オーバー・ザ・レインボー (4)
文字数 654文字
スマホをタップした白い指。優しい笑みの浮かぶ口もと。
「ふふ」
「どうなさいました?」
「これ見て」
「まあ」
彼女を囲んで、同じく優しい尼姿の女たちが数人。
「マーーミイーーーー!!」
動画のなかから、子どもの叫ぶ声がする。
「はいはい」
「マミイ! いまね、げんじのおにいちゃんがおうまさんなの!」
「よかったわねえ」
「さっき、けんけんぱ、して、ちんが勝ったから!」
「あらあら」
若い母親はくすくす笑っている。

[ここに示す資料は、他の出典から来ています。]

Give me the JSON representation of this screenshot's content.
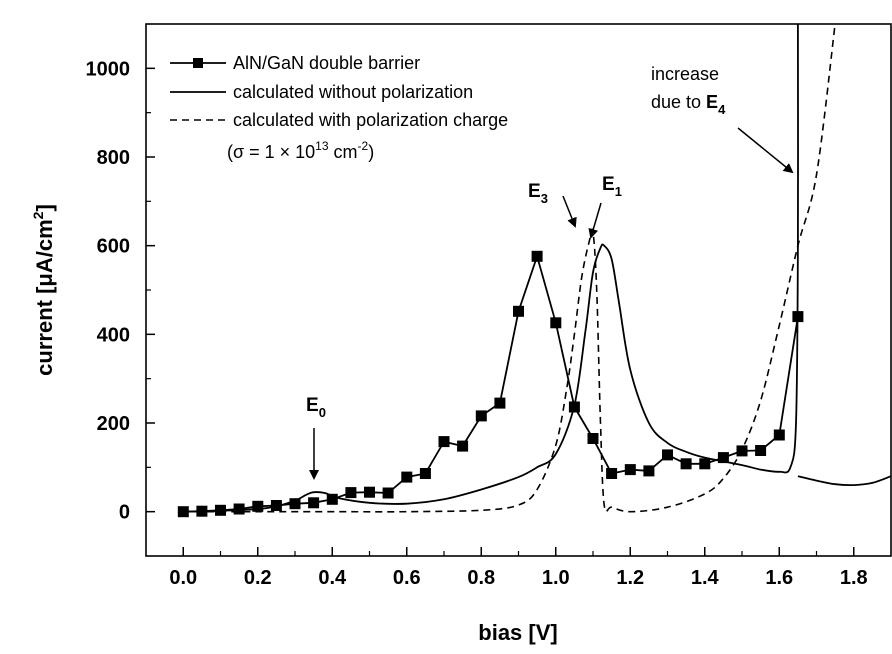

優雅に指を唇によせて。
箸より重いものを持ったことのなかった昔にくらべ、その手はいささか荒れてはいるが、
墨染の衣の下の肌は変わらずみずみずしい。
「マミイはなにしてるの?」
「マミイはね、お花をつんでますよ。みんなのために」
「マミイ、いつもありがとう」
「どういたしまして。あとで飾ったらまた写メ撮って送るわね」
「はーい」
「あんまり予州どのを困らせちゃだめよ……あら、もう行っちゃった」
建礼門院徳子はスマホから顔を上げ、いたずらっぽく微笑んだ。
花びらのような舌先が、すぼめた口からちらりとのぞく。
「ま、ちょっとくらい、困らせてさしあげてもいいかもね」
「そうですよ」
侍女たちが口々に賛同する。
ここは大原。
透きとおる青空をふりあおぎ、美尼はかるく目を閉じて深呼吸した。
(風……)
徳子という名は、正式には「とくし」または「のりこ」と読むようだが、もう「とくこ」と読むのが慣例になっている。この物語でも「とくこ」で行こうと思う。